Me voilà donc de retour «chez moi», pour les vacances. Ce n'est pas la première fois que je reviens à Grasse après des mois passés à Paris, mais je ne sais pourquoi, cette fois, c'est différent : j'éprouve une impression bizarre. Je te rassure, mon voyage s'est bien passé. J'étais accompagnée par la femme de chambre de ma tante, et ma famille avait bien fait les choses : nous avions une cabine dans le Train bleu, cette petite merveille de confort qui relie Paris à la Côte d'Azur. Arrivées à Cannes, nous avons quitté notre wagon-lit laqué bleu marine et sommes montées dans un autre train, plus modeste et inconfortable, jusqu'à Grasse.
Dès la sortie du wagon, j'ai retrouvé la saveur particulière de l'air grassois, un mélange de senteurs florales qui varie selon la saison. Là, c'était giroflée-rose-jasmin, avec une pointe de poussière, un zeste de charbon et peut-être un peu d'abricot. Je plaisante, mais à peine ! Tu me connais, je ne changerai pas, toujours le nez en l'air.
Le chauffeur m'attendait à la gare. Avec la nouvelle voiture de mon père, une Hispano-Suiza couleur café au lait, d'une longueur insolente. J'y ai pris place avec une nonchalance affectée. C'est quand je suis arrivée devant la villa Clara que cette sensation d'étrangeté a commencé. Je m'explique. Cette maison, je la connais comme ma poche, j'y suis née. Mais ce jour-là, j'y ai posé un regard neuf, comme si je la voyais pour la première fois. Elle m'a semblée immense, lumineuse, silencieuse et étrangement exotique. Il faut dire qu'elle est plutôt spéciale.

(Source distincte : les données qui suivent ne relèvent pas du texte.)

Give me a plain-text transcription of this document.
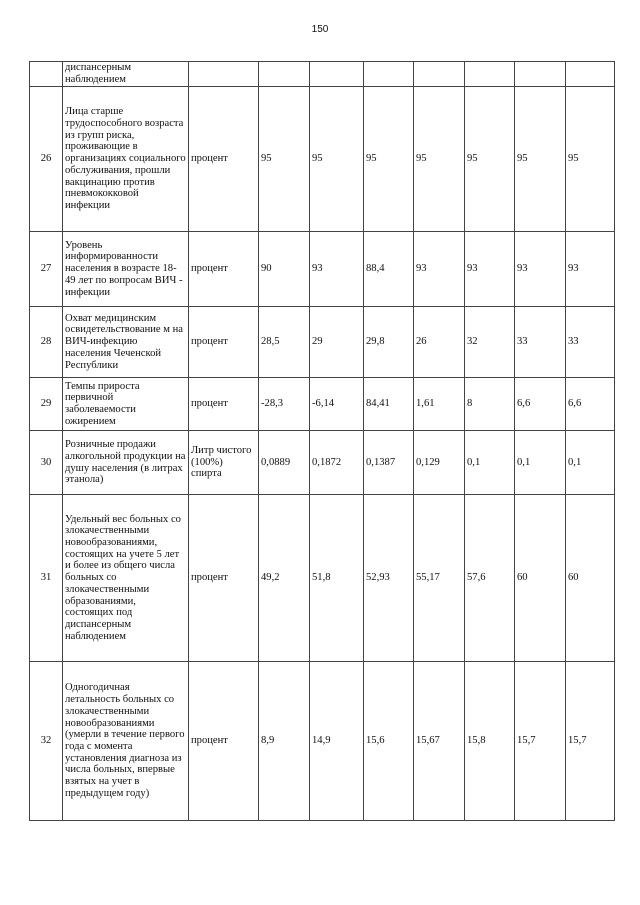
150
	диспансерным наблюдением								
26	Лица старше трудоспособного возраста из групп риска, проживающие в организациях социального обслуживания, прошли вакцинацию против пневмококковой инфекции	процент	95	95	95	95	95	95	95
27	Уровень информированности населения в возрасте 18-49 лет по вопросам ВИЧ - инфекции	процент	90	93	88,4	93	93	93	93
28	Охват медицинским освидетельствование м на ВИЧ-инфекцию населения Чеченской Республики	процент	28,5	29	29,8	26	32	33	33
29	Темпы прироста первичной заболеваемости ожирением	процент	-28,3	-6,14	84,41	1,61	8	6,6	6,6
30	Розничные продажи алкогольной продукции на душу населения (в литрах этанола)	Литр чистого (100%) спирта	0,0889	0,1872	0,1387	0,129	0,1	0,1	0,1
31	Удельный вес больных со злокачественными новообразованиями, состоящих на учете 5 лет и более из общего числа больных со злокачественными образованиями, состоящих под диспансерным наблюдением	процент	49,2	51,8	52,93	55,17	57,6	60	60
32	Одногодичная летальность больных со злокачественными новообразованиями (умерли в течение первого года с момента установления диагноза из числа больных, впервые взятых на учет в предыдущем году)	процент	8,9	14,9	15,6	15,67	15,8	15,7	15,7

Mon père a fait construire la maison pour sa mère, et accessoirement, à l'extérieur de Grasse. En fait, tous les riches font ça depuis quelques années, c'est la mode. Ils fuient la ville, ses ruelles tortueuses, ses mauvaises odeurs, la chaleur étouffante en été, le bruit et la promiscuité ; ils préfèrent le calme et l'espace. Les villas des parfumeurs poussent comme des champignons autour de la cité, entourées de jardins paradisiaques. Oui, je pèse mes mots : paradisiaques. Je te sens sceptique, mais si tu viens un jour, tu seras éblouie !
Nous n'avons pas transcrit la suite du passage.